La mostra è stata concepita con intelligenza e rigore scientifico da Anna Coliva, direttrice della Galleria Borghese, la quale però di fronte alla stampa non nasconde il rammarico di non aver potuto avere tra le opere esposte anche "l'unica tela in oro della serie La fine di Dio, perché l'ambasciatore italiano a Tokyo ha ritenuto opportuno non rimuoverla dalla sua residenza e non prestarla alla Galleria Borghese per questa mostra". "E' un vero peccato, perché quest'opera di Fontana appartiene allo Stato italiano", spiega con amarezza, "evidentemente il ministero dei Beni culturali non ha potuto o saputo imporsi. Inoltre l'opera, in Giappone dagli anni '60, avrebbe avuto bisogno di essere restaurata e noi ci siamo anche offerti di farlo, ma non è servito". In ogni caso, anche con questa assenza importante, il percorso sorprende e affascina: non soltanto perché affronta con uno sguardo nuovo una specifica e significativa produzione di Fontana, ma soprattutto per la capacità di costruire una relazione critica tra le opere dell'artista e quelle della collezione della Galleria, in un continuo dialogo con l'antico.

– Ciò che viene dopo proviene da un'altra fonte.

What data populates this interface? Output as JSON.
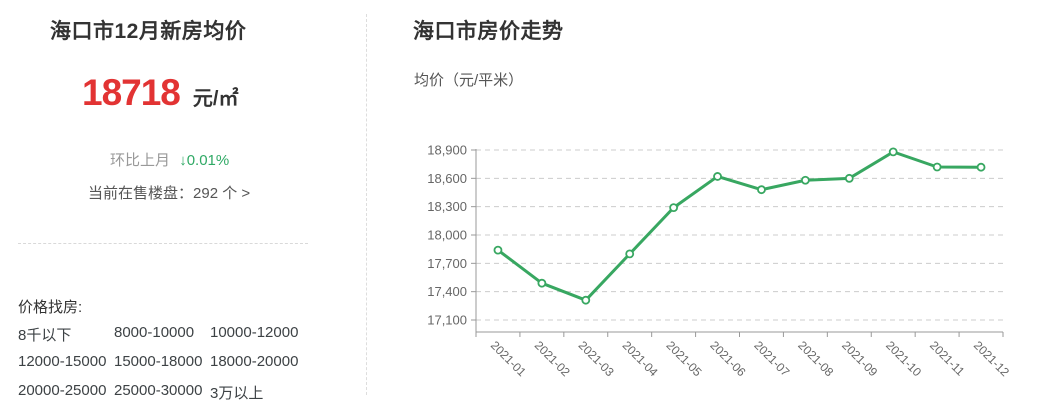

"Fontana è un artista difficile e alla Galleria è il primo italiano del '900 a essere esposto. Portarlo qui può essere utile a cogliere la varietà di stili, tecniche e straordinarie individualità che il nostro museo può offrire", prosegue Coliva, "ma forse Fontana, che ha risolto il problema eterno dell'arte figurativa, ossia quello dello spazio, serve soprattutto perché dialoga con un luogo non neutro né deputato ad accoglierlo come la Galleria: un museo in cui ci sono infinite rappresentazioni dello spazio. Se nell'arte la rappresentazione spaziale è pur sempre una finzione, con Fontana lo spazio si crea". E proprio salendo al primo piano, con le tele a fondo oro dell'artista inserite tra le opere della collezione, il percorso giunge a compimento: poste accanto ai capolavori antichi, da Tiziano a Raffaello, i dipinti di Fontana si svelano in un effetto dirompente. I buchi e i tagli delle tele, nel trionfo dell'oro (in continuità ideale, o scontro, con l'oro metafisico della pittura antica) sono atto creativo libero, sono scoperta e conquista di una nuova dimensione che appunto costruisce lo spazio e, in qualche modo, lo supera.